Another Dissembling Headline

Why do they do this? Is the headline tease, the need for readership so important that many in the media stoop to misrepresenting the essential truth of a story. This story for example, from Detroit’s Fox News 2. Here’s a screen capture of the headline:

2014-09-11_Uniform Not Allowed

If you stop at the headline, you’re pissed. Another zero-tolerance policy from a brain dead school administration? you wonder. What’s this country coming to?

And then you read the story. It wasn’t the school, it was a security guard with a firm contracted by the school to handle security. And what did the school administration do when it found out what had happened?

Rochester Schools superintendent Robert Shaner, who is a veteran himself, quickly took care of the situation apologizing to the family for their troubles.

Shaner sent a letter to Fox 2 which says: ‘The district has apologized for any perception that individuals in uniform are not welcome in the school. The district does not have a policy excluding individuals in uniform and will be working with administration and the firm that handles our security to make sure district policies are understood and communicated accurately.’ (Emphasis supplied)

So why is this a story in the first place? I’m guessing it’s simply because the writer’s slip, er, bias was showing.

Cross posted to PartialPostst.com

Source Checking the Norse Warrior Claims or Stubby the Rocket’s 15 Minutes Are Up

If you were paying attention last week, you probably read this headline: Better Identification of Viking Corpses Reveals: Half of the Warriors Were Female. I know I did. I think I even passed the link along, without checking the facts behind the claim. Without checking the source, even though the story linked to another story in USA Today’s Science Fair, (which in turn links to the original source, an article by Shane McLeod in the journal Early Medieval Europe for which you need a password unfortunately, so we won’t go there). Interestingly, both the original research and the USAToday piece that the Viking Corpses story relies on, were published over three years ago in July 2011–stop the presses!!! But I digress.

Had I checked the original source–or even just the USA Today story–I would have discovered that the bottom line of this research is not that “half of the warriors were female,” but that, as Tracy V. Willson points out in her piece Raining On Your Parade About Those Women Viking Warriors, quoting from the original source:

‘These results, six female Norse migrants and seven male, should caution against assuming that the great majority of Norse migrants were male, despite the other forms of evidence suggesting the contrary. (Pg. 349 of original story; emphasis and page number supplied by me)

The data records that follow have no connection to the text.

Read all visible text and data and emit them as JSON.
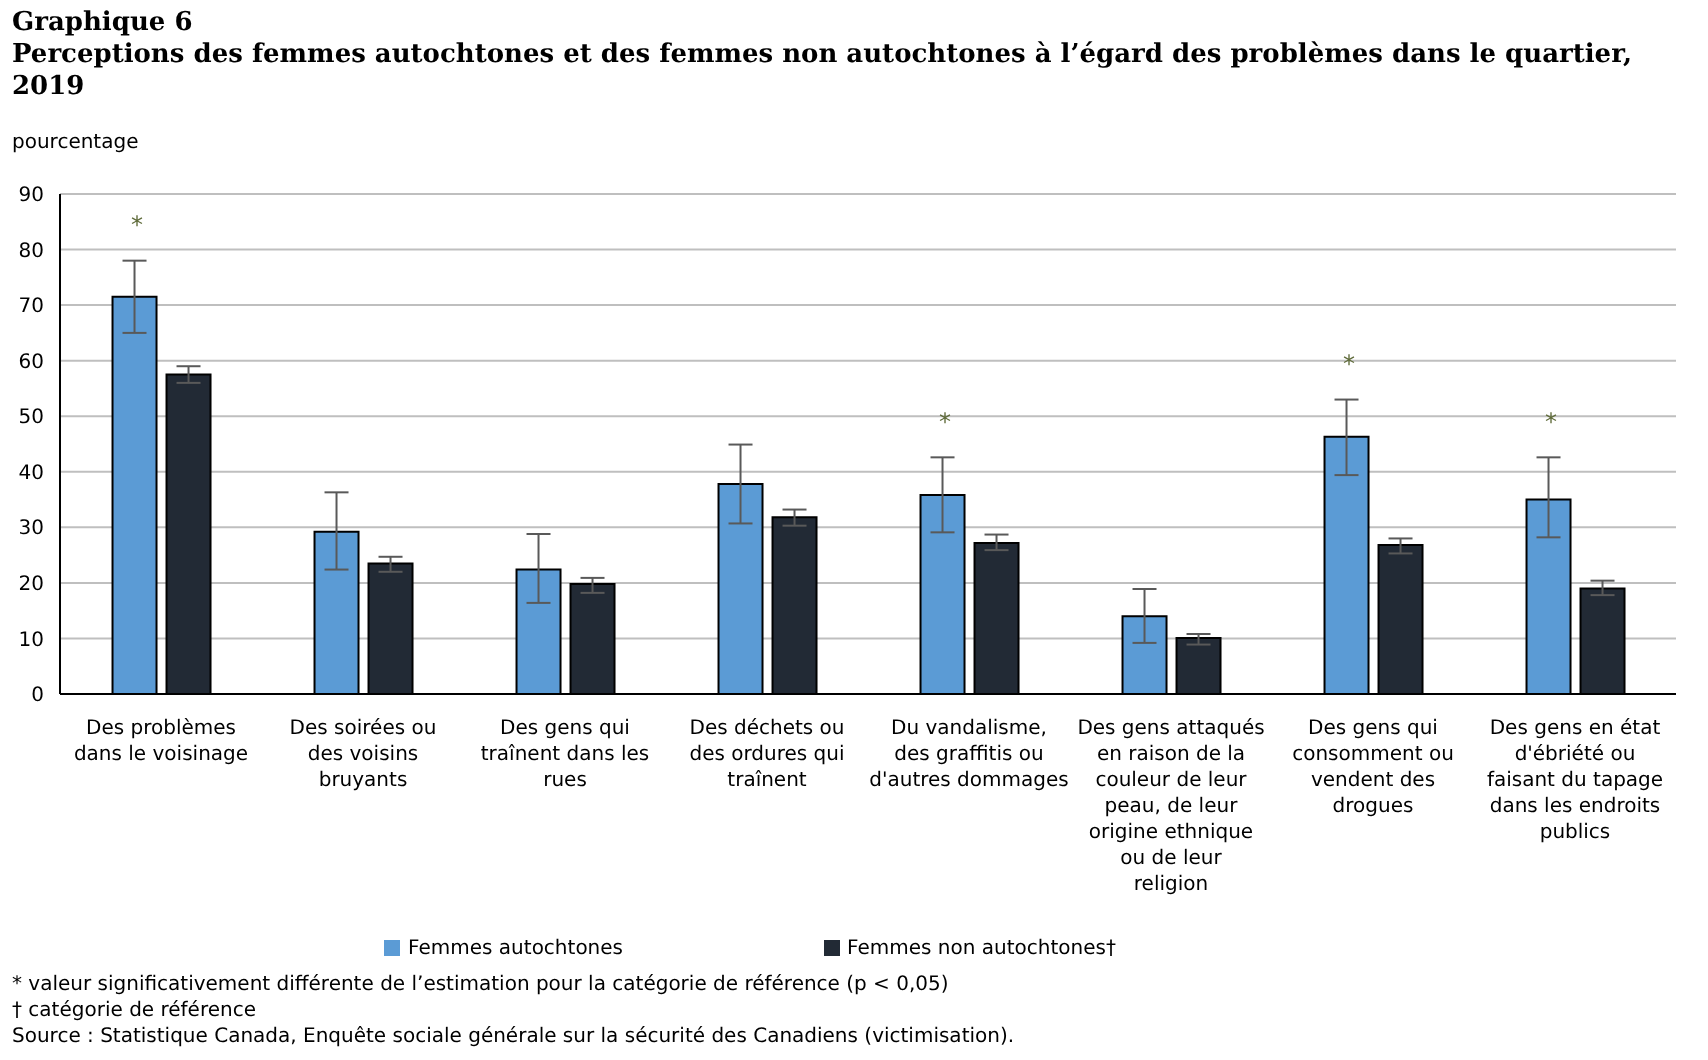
{
  "chart_data": {
    "type": "bar",
    "title": "Graphique 6",
    "subtitle": "Perceptions des femmes autochtones et des femmes non autochtones à l’égard des problèmes dans le quartier, 2019",
    "ylabel": "pourcentage",
    "categories": [
      "Des problèmes dans le voisinage",
      "Des soirées ou des voisins bruyants",
      "Des gens qui traînent dans les rues",
      "Des déchets ou des ordures qui traînent",
      "Du vandalisme, des graffitis ou d'autres dommages",
      "Des gens attaqués en raison de la couleur de leur peau, de leur origine ethnique ou de leur religion",
      "Des gens qui consomment ou vendent des drogues",
      "Des gens en état d'ébriété ou faisant du tapage dans les endroits publics"
    ],
    "series": [
      {
        "name": "Femmes autochtones",
        "color": "#5b9bd5",
        "values": [
          71.5,
          29.2,
          22.4,
          37.8,
          35.8,
          14.0,
          46.3,
          35.0
        ],
        "errors": [
          [
            65.0,
            78.0
          ],
          [
            22.4,
            36.3
          ],
          [
            16.4,
            28.8
          ],
          [
            30.7,
            44.9
          ],
          [
            29.1,
            42.6
          ],
          [
            9.2,
            18.9
          ],
          [
            39.4,
            53.0
          ],
          [
            28.2,
            42.6
          ]
        ]
      },
      {
        "name": "Femmes non autochtones†",
        "color": "#222a35",
        "values": [
          57.5,
          23.5,
          19.8,
          31.8,
          27.2,
          10.1,
          26.8,
          19.0
        ],
        "errors": [
          [
            56.0,
            59.0
          ],
          [
            22.0,
            24.7
          ],
          [
            18.2,
            20.9
          ],
          [
            30.3,
            33.2
          ],
          [
            25.9,
            28.7
          ],
          [
            8.9,
            10.8
          ],
          [
            25.3,
            28.0
          ],
          [
            17.8,
            20.4
          ]
        ]
      }
    ],
    "ylim": [
      0,
      90
    ],
    "yticks": [
      0,
      10,
      20,
      30,
      40,
      50,
      60,
      70,
      80,
      90
    ],
    "grid": "y",
    "legend": "bottom",
    "annotations": [
      {
        "text": "*",
        "x": "Des problèmes dans le voisinage",
        "y": 71.5
      },
      {
        "text": "*",
        "x": "Du vandalisme, des graffitis ou d'autres dommages",
        "y": 35.8
      },
      {
        "text": "*",
        "x": "Des gens qui consomment ou vendent des drogues",
        "y": 46.3
      },
      {
        "text": "*",
        "x": "Des gens en état d'ébriété ou faisant du tapage dans les endroits publics",
        "y": 35.0
      },
      "* valeur significativement différente de l’estimation pour la catégorie de référence (p < 0,05)",
      "† catégorie de référence",
      "Source : Statistique Canada, Enquête sociale générale sur la sécurité des Canadiens (victimisation)."
    ]
  }
}
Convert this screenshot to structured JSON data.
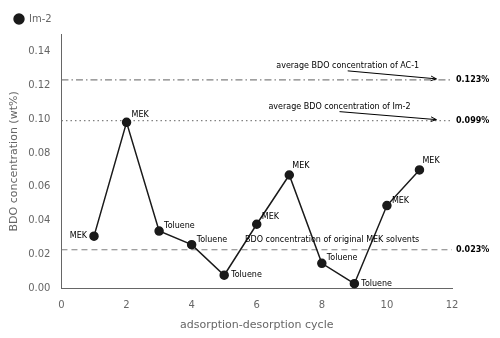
{
  "chart_data": {
    "type": "line",
    "x": [
      1,
      2,
      3,
      4,
      5,
      6,
      7,
      8,
      9,
      10,
      11
    ],
    "series": [
      {
        "name": "Im-2",
        "color": "#1a1a1a",
        "marker": "circle",
        "line_style": "solid",
        "values": [
          0.031,
          0.098,
          0.034,
          0.026,
          0.008,
          0.038,
          0.067,
          0.015,
          0.003,
          0.049,
          0.07
        ],
        "labels": [
          "MEK",
          "MEK",
          "Toluene",
          "Toluene",
          "Toluene",
          "MEK",
          "MEK",
          "Toluene",
          "Toluene",
          "MEK",
          "MEK"
        ]
      }
    ],
    "hlines": [
      {
        "value": 0.123,
        "color": "#808080",
        "line_style": "dashdot",
        "label": "average BDO concentration of AC-1",
        "value_label": "0.123%"
      },
      {
        "value": 0.099,
        "color": "#808080",
        "line_style": "dotted",
        "label": "average BDO concentration of Im-2",
        "value_label": "0.099%"
      },
      {
        "value": 0.023,
        "color": "#808080",
        "line_style": "dashed",
        "label": "BDO concentration of original MEK solvents",
        "value_label": "0.023%"
      }
    ],
    "xlabel": "adsorption-desorption cycle",
    "ylabel": "BDO concentration (wt%)",
    "xlim": [
      0,
      12
    ],
    "xticks": [
      0,
      2,
      4,
      6,
      8,
      10,
      12
    ],
    "ylim": [
      0,
      0.15
    ],
    "yticks": [
      {
        "value": 0,
        "label": "0.00"
      },
      0.02,
      0.04,
      0.06,
      0.08,
      {
        "value": 0.1,
        "label": "0.10"
      },
      0.12,
      0.14
    ],
    "legend": "upper left",
    "grid": false
  }
}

As Wilson stresses: note that, among other errors, the word migrants rather than the word warriors appears in the original story. Kind of minces the meat of the offending story’s headline.

The moral of my tale about this poorly reported-on story is always check the original source–if you can. Especially when it matters. Especially when the author’s name is Stubby the Rocket. Always.

A second moral comes to mind, one that I’ve mentioned multiple times on my blog Partial Posts: always read beyond the headline. In my experience, the headline rarely gets the story straight, even when the story below the headline is accurate.